Siemens iQ500 Çamaşır ve Kurutma makinesi, güncel yeni programları kolayca indirip tek dokunuşla kullanabilirsiniz. İhtiyaç değiştikçe çamaşır makineniz de sizinle birlikte kendini güncelliyor. Siemens’in en sevilen yanlarından biri, cihazların statik kalmaması. Yani bugün aldığınız çamaşır makinesi birkaç yıl sonra bile yeni özellikler kazanabiliyor. 



Siemens Home Connect üzerinden cihaza özel yeni yıkama ve kurutma programları indirebiliyorsunuz. Mevsimsel ihtiyaçlar, moda olan yeni kumaş türleri, spor kıyafetlerin gelişmesi… Ne değişirse değişsin, makineniz hep güncel kalıyor. 
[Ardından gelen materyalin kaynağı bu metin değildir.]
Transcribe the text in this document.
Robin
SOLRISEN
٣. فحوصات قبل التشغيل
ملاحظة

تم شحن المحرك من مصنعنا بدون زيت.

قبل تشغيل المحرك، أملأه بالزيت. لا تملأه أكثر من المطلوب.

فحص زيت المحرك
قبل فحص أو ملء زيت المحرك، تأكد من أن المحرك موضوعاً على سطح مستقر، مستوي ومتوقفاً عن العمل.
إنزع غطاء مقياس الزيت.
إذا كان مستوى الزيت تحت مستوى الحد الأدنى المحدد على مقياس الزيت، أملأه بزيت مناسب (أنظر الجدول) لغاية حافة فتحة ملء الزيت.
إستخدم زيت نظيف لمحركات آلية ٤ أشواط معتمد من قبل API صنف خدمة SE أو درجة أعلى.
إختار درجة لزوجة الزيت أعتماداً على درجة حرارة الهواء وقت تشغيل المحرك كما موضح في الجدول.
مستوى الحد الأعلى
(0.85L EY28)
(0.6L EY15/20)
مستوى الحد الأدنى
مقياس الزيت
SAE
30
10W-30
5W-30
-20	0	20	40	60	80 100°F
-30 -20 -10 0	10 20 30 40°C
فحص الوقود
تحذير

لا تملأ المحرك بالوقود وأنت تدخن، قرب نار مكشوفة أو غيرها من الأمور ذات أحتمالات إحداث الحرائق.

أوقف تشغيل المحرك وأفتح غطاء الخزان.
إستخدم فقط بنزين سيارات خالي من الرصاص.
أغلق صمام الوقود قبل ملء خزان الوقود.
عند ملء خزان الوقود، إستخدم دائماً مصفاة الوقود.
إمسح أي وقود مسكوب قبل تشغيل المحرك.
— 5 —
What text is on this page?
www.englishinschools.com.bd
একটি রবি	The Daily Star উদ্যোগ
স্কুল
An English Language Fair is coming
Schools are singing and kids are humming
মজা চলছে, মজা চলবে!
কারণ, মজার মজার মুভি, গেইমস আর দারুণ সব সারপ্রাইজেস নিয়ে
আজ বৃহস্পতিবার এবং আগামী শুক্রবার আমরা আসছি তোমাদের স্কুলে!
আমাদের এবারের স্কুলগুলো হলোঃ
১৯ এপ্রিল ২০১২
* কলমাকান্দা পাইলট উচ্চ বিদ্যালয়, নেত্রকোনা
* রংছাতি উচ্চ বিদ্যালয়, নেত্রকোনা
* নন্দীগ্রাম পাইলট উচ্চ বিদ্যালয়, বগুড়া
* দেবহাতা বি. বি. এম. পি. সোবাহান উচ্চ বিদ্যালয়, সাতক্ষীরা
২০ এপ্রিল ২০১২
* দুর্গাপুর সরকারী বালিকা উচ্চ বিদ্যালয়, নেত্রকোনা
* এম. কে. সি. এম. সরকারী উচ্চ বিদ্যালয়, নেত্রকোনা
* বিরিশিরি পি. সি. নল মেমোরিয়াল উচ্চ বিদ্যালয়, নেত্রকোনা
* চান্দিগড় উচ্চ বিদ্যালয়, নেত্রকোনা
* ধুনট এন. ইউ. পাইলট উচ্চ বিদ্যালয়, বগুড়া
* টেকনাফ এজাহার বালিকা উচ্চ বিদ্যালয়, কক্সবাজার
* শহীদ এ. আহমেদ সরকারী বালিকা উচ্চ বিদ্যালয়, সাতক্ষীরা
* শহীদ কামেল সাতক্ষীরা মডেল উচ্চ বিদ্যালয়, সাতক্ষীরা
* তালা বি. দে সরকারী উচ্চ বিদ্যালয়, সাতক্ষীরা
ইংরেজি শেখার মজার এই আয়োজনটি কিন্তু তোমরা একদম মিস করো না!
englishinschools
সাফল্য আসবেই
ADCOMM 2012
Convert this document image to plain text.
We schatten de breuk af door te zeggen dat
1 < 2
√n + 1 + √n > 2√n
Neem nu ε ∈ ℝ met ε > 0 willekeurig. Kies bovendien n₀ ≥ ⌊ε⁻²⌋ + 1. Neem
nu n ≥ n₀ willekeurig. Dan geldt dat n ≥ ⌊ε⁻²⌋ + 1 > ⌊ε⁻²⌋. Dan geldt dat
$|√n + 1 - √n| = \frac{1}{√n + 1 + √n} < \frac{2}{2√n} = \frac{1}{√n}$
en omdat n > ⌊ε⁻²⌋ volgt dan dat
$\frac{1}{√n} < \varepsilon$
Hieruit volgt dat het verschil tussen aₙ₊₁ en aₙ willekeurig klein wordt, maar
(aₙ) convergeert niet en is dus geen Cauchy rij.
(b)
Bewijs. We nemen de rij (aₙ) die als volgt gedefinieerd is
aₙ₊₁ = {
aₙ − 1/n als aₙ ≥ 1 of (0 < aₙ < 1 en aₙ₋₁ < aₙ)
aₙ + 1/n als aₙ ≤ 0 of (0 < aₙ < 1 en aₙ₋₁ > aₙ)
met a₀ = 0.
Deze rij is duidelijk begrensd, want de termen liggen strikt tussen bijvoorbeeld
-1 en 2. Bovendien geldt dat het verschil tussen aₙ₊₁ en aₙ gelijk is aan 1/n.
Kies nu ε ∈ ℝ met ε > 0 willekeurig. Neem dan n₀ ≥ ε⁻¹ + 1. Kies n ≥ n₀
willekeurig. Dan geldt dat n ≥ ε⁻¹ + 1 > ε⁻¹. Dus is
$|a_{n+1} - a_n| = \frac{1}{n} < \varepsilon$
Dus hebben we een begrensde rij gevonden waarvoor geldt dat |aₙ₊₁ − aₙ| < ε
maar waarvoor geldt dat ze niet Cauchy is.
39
Tıpkı telefonunuza uygulama güncellemesi indirir gibi çamaşır ve kurutma makineniz de güncellemelerle değişen yaşam tarzınıza ayak uyduruyor. 

Akıllı deterjan yönetimi: i-Dos ile her yıkamada doğru ölçü 

Makineyi tamamen doldurunca veya tek parça kıyafeti makineye attığınızda ne kadar deterjan koyacağınızı bilemiyor olabilirsiniz. İşte tam bu noktada i-Dos Deterjan Tarama teknolojisi devreye giriyor. Siemens Home Connect üzerinden şişelerin barkodunu okutup su sertliği ve deterjan yoğunluğunu makineye iletiyor, i-Dos ise her yıkamada doğru miktarı otomatik olarak ayarlıyor. Üstelik Siemens Home Connect uygulaması, deterjan seviyesini takip ederek deterjanınız tükenmeden önce size haber veriyor. Tek yapmanız gereken uygulamayı telefonunuza yüklemek ve çamaşır makinenizi uygulamaya bağlamak. 

stainRemoval teknolojisi: Zorlu lekelerle inatlaşmayı unutun 

Çay, yağ, makyaj, çikolata lekeleri… Gün içinde fark etmeden üzerinize bulaşan lekeler artık kâbus olmaktan çıkıyor. Siemens iQ500 çamaşır makinesi ile stainRemoval teknolojisi devreye giriyor. Tek bir dokunuşla çay, yağ, kozmetik veya günlük hayatta karşılaştığınız diğer zor lekeler için özel programları aktif edebilirsiniz. 

Siemens Home Connect uygulaması sayesinde daha fazla leke türünü ve bunlar için geliştirilmiş özel programları keşfetmek de mümkün. Yani sadece “lekeyi çıkar” demekle kalmıyor, sizin için en doğru yıkama programını da otomatik olarak öneriyor. Böylece hem lekelerle uğraşmak zorunda kalmıyor hem de giysilerinizin ömrünü koruyorsunuz. 

Artık çocuğunuza yemek yedirirken dökülen yemek lekeleri, kahve kazaları ya da mutfakta sıçrayan yağ lekeleri sizi endişelendirmiyor. stainRemoval, günlük hayatın getirdiği küçük sürprizlere karşı en güvenilir yardımcınız oluyor. 

Siemens iQ500 çamaşır ve kurutma makineleri, artık sadece kıyafetlerinizi temizleyen makineler değil; size zaman, konfor ve güven veren akıllı iş ortaklarınızdır. Ütüye harcadığınız vakti kendinize ayırın, lekelerle uğraşmayı unutun ve teknolojinin yaşam alanınıza uyumunun keyfini yaşayın.

*Bu yazı Siemens’in katkılarıyla hazırlanmıştır.